此次攻击的连锁反应迅速蔓延至整个加密生态。消息曝光后，市场恐慌情绪加剧，投资者纷纷从Aave等受影响协议中撤离资产，24小时内超过80亿美元从Aave撤出，导致Aave上ETH的资金利用率一度飙升至100%，剩余存款人无法正常提款。据Defillama数据，Aave的TVL（总锁仓价值）从事件前的264亿美元暴跌至180亿美元，降幅约32%，AAVE代币也在24小时内下跌约18%。

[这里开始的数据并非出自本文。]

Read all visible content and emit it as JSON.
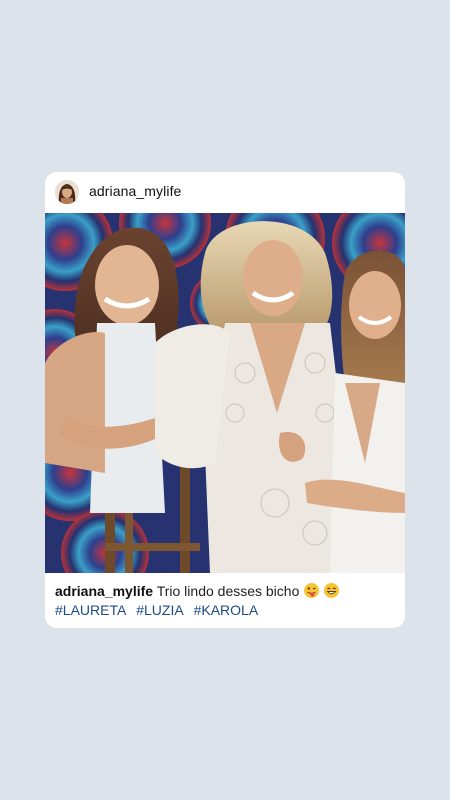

为防范风险扩散，多家主流协议纷纷采取紧急措施：SparkLend、Fluid冻结了各自的rsETH市场，Lido Finance暂停了涉及rsETH风险敞口的earnETH产品存款，Ethena等10余家协议则直接暂停了基于LayerZero的OFT跨链桥，即便部分协议并未持有rsETH，也选择以预防性措施规避系统风险。

4月21日，据EmberCN监测，在Arbitrum安全委员会冻结KelpDAO黑客30766枚ETH（约合7097万美元）后，黑客仍在以太坊链上持有75700枚ETH，价值约1.75亿美元。

值得注意的是，事件发生后，Kelp DAO与LayerZero陷入责任推诿。市场消息称，Kelp DAO正准备备忘录，将攻击事件归咎于LayerZero，认为其在跨链桥设置过程中，提供的文档、默认配置及团队指导存在问题；而LayerZero则反驳称，Kelp DAO使用了危险的单验证者配置，且无视其多次安全警告，双方的争执进一步凸显了加密行业安全责任界定的模糊性。

DeFi安全漏洞频发

Kelp DAO的惊天爆雷，并非2026年加密行业的个例。事实上，进入2026年尤其是4月份以来，加密行业安全事件呈现“爆发式”增长，据不完全统计，仅一个月时间，就有至少13个加密协议和平台遭遇不同规模攻击，累计损失超过6亿美元，加密行业的安全防线正面临前所未有的挑战。

4月1日，Solana上最大的永续合约交易所Drift Protocol遭遇攻击，攻击者在12分钟内盗走2.85亿美元。4月10日，Hyperbridge因跨链证明验证漏洞被攻击，攻击者伪造跨链消息，铸造并抛售10亿枚桥接DOT代币，造成约250万美元损失。4月16日，NEAR生态借贷协议Rhea Finance遭攻击，总损失1840万美元。而Kelp DAO2.92亿美元的被盗事件，再次刷新了2026年DeFi安全事件的损失纪录，让整个行业陷入安全恐慌。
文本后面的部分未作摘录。